The number of people without doctors is increasing

As if all of this were not enough, Dnevnik reports that according to data from the Health Insurance Institute of Slovenia (ZZZS), the number of people without a personal doctor or paediatrician is steeply rising. At the end of July, there were 144,500 of them, which is 12,560 more than at the beginning of the year. In other words, these are people who pay an average of 300 euros from their salaries, and now they will also be REQUIRED to pay 35 euros (previously optional) for additional health insurance, which will now be collected by the ZZZS. So, people who pour nearly half of the minimum wage into the state coffers each month end up waiting in front of healthcare centres like in some African third-world countries.

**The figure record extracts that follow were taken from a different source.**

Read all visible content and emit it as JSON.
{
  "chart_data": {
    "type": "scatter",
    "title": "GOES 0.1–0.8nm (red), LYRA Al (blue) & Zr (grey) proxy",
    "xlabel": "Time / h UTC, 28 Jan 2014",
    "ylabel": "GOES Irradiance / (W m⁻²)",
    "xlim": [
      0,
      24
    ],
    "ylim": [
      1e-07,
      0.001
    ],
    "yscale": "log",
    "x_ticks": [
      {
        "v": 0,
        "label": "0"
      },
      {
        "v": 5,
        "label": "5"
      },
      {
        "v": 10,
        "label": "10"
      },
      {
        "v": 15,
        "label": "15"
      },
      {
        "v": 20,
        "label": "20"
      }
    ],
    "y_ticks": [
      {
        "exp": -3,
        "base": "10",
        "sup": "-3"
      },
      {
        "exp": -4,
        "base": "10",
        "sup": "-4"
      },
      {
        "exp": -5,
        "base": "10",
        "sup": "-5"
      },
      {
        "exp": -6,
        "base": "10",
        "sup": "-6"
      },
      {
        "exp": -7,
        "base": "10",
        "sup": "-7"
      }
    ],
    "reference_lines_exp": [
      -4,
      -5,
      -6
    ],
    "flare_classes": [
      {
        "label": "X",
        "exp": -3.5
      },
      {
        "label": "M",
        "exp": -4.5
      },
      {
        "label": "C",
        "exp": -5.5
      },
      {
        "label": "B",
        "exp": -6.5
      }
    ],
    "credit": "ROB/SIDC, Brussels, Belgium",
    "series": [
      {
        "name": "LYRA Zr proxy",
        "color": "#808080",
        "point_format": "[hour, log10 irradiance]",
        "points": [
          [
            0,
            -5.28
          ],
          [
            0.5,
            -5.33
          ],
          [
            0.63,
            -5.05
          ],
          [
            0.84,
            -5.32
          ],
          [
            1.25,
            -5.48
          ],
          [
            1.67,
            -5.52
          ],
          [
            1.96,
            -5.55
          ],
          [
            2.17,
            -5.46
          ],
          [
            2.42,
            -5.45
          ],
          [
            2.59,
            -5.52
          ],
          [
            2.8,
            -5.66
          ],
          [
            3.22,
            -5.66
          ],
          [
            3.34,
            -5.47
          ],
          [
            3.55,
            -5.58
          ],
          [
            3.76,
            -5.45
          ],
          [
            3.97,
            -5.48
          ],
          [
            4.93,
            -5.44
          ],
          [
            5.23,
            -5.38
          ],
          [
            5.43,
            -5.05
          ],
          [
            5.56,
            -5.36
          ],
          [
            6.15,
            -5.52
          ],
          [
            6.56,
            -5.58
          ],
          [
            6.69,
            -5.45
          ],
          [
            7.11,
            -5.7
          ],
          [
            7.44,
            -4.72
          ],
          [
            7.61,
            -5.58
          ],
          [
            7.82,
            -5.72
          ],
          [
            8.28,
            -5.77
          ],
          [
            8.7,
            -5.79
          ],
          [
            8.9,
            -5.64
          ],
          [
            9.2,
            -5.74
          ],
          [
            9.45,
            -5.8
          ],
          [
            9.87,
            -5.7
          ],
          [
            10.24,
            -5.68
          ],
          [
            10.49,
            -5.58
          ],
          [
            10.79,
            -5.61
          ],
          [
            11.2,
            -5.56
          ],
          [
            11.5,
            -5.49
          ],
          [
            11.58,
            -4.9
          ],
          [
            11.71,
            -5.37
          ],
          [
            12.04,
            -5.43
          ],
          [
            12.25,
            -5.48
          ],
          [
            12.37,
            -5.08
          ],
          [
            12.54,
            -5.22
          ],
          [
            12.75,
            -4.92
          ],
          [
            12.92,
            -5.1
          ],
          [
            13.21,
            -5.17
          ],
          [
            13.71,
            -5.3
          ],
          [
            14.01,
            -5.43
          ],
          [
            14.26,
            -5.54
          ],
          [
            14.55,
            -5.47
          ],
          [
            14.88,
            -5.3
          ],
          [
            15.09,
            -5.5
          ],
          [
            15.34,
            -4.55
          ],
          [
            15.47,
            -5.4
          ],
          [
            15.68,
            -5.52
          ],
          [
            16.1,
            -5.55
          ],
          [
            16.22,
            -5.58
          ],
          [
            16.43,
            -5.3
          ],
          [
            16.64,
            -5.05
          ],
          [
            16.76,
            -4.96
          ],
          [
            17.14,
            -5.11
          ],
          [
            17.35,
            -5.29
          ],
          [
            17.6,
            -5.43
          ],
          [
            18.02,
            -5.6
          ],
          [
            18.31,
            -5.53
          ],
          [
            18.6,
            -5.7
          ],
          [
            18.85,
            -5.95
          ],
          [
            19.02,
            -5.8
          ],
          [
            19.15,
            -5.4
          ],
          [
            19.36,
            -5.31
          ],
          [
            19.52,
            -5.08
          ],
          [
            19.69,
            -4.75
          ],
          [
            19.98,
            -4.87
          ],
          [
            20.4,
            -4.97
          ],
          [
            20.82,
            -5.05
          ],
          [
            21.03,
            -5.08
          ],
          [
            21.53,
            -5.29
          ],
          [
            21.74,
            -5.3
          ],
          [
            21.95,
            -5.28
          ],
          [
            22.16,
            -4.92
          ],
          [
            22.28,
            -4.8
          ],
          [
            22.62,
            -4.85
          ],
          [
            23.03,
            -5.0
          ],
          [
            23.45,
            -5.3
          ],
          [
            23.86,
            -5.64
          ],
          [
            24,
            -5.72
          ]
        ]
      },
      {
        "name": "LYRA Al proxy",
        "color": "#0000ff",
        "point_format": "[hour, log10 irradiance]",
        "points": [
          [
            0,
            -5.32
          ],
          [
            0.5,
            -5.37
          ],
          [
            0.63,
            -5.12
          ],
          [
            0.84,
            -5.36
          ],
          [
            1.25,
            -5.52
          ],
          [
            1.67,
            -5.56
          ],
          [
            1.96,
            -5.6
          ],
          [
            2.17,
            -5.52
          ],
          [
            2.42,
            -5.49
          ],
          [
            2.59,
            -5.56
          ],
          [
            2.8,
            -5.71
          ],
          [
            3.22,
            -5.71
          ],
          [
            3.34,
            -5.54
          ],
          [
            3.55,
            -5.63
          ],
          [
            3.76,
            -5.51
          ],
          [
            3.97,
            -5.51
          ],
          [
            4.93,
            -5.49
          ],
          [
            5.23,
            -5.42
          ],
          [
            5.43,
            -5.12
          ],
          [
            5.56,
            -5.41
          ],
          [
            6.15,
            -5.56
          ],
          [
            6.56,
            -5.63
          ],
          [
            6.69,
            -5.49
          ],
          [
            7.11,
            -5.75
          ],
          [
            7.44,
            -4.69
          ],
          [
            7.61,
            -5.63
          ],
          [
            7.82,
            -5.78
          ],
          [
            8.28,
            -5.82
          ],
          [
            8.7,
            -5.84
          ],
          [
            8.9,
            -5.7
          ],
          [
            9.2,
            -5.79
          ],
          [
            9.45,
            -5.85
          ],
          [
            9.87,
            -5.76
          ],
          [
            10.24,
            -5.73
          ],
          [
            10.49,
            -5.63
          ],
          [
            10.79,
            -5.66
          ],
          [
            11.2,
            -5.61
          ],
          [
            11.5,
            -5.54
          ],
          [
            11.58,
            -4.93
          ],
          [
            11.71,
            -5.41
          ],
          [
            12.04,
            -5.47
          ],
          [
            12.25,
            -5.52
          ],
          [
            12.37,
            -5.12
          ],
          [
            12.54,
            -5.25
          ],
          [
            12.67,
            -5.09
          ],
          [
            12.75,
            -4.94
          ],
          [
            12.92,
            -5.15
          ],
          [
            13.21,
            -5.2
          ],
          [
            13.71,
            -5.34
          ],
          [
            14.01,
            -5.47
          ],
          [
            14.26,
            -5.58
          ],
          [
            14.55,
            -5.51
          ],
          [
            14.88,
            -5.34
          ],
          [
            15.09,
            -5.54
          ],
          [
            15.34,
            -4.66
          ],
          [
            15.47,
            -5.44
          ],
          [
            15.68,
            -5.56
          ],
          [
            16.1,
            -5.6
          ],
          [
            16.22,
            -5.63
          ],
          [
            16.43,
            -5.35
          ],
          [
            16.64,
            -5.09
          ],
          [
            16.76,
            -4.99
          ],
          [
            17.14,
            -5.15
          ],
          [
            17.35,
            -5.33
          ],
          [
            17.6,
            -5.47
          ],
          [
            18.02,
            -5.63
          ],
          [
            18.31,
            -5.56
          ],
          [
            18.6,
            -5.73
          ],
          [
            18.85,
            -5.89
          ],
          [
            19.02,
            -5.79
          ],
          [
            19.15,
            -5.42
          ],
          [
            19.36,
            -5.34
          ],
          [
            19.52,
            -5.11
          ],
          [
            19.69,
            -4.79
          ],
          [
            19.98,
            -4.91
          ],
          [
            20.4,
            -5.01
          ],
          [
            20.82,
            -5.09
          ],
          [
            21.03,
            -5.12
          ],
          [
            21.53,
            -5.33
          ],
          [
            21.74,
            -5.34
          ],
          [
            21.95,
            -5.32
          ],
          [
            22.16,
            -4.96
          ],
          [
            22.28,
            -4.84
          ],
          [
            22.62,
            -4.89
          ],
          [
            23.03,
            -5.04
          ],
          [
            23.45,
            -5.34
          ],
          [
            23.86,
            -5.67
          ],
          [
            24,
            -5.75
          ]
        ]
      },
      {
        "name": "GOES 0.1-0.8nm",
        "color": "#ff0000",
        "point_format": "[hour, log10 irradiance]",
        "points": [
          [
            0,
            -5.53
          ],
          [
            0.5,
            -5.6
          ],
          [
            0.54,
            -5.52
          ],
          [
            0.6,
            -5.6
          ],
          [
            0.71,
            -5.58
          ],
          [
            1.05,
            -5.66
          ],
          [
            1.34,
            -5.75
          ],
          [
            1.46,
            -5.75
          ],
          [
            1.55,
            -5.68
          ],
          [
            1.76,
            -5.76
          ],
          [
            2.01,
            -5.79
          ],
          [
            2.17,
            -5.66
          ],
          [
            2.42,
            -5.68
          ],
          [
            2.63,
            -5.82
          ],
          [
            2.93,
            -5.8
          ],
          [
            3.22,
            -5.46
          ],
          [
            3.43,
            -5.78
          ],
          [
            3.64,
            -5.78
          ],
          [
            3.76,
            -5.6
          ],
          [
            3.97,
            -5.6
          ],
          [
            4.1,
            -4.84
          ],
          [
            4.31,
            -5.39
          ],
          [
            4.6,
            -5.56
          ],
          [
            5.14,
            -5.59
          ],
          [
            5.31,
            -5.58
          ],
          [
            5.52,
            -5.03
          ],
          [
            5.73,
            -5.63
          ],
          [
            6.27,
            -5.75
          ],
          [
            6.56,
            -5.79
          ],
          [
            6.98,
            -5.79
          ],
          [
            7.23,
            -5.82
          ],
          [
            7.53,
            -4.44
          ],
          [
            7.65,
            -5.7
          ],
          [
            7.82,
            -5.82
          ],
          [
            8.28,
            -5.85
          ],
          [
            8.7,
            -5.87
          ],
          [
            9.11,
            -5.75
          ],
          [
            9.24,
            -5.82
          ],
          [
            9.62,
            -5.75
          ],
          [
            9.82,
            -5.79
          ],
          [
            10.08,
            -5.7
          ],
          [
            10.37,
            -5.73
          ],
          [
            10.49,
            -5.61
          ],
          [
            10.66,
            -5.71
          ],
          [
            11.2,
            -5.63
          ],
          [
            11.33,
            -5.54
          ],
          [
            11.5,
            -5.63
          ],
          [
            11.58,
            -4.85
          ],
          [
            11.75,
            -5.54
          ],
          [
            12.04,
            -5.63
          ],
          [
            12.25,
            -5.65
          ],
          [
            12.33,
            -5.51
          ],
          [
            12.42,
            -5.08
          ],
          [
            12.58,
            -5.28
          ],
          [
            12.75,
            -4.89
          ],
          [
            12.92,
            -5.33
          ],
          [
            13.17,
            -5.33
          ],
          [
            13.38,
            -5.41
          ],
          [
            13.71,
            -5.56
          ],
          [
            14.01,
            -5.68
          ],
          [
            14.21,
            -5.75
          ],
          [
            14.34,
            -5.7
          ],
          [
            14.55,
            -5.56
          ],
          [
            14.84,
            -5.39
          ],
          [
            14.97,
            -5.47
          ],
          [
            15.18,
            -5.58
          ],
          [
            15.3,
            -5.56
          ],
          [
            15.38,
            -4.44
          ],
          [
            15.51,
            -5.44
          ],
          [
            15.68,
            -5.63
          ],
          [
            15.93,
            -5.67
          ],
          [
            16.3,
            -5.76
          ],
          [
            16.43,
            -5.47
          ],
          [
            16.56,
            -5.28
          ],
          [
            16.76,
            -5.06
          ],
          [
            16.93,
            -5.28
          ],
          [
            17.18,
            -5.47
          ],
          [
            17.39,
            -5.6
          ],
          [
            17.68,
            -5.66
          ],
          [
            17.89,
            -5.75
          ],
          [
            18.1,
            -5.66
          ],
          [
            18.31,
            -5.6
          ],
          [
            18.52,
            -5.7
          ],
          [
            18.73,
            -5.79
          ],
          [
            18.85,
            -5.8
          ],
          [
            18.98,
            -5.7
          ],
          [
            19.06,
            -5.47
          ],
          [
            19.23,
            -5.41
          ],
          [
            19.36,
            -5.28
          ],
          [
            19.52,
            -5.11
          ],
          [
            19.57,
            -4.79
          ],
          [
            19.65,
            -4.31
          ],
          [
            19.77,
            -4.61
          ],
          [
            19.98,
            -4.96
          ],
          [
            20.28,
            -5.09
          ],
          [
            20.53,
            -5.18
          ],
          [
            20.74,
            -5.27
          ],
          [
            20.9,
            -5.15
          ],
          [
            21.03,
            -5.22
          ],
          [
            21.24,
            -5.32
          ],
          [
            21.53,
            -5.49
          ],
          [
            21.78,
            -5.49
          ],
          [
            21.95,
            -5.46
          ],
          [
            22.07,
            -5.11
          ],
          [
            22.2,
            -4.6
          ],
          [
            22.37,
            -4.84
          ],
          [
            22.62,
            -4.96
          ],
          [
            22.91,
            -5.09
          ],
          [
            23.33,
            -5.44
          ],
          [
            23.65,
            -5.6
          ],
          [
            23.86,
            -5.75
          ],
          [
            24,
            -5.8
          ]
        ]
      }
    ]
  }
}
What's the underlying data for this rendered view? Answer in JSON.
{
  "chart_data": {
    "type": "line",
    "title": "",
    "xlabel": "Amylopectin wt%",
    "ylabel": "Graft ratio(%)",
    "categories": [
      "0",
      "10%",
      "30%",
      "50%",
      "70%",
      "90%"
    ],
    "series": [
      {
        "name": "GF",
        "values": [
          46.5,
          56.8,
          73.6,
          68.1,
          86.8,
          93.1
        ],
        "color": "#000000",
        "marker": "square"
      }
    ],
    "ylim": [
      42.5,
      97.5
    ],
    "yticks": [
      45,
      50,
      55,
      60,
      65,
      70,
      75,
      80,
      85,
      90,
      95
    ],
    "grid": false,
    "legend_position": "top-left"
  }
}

What will “minister” Golob do

Let’s remember that the acting Minister of Health is still Prime Minister Robert Golob. Amid the floods, he did not discuss healthcare much, except for empty promises that reforms are being worked on and will be presented after September (with no clear vision of the reform in sight – recall that the previous minister had promised it by the end of the year and then in the first months of 2023). Regarding other frozen reforms, Golob’s government can still conveniently use the floods as a response to why nothing is happening. However, this will be more difficult with healthcare, which is bursting at the seams, as concrete signs of dysfunction in the current healthcare policy will soon become evident. What will happen in late autumn and the early winter months, when colds, flu, and pneumonia traditionally take hold? Where will those nearly 150,000 people go who allocate nearly half of the minimum wage for healthcare and, in return, receive desperate waits outside healthcare centres in front of the overcrowded waiting rooms of on-call doctors? What will “Minister of Health” Golob do for them?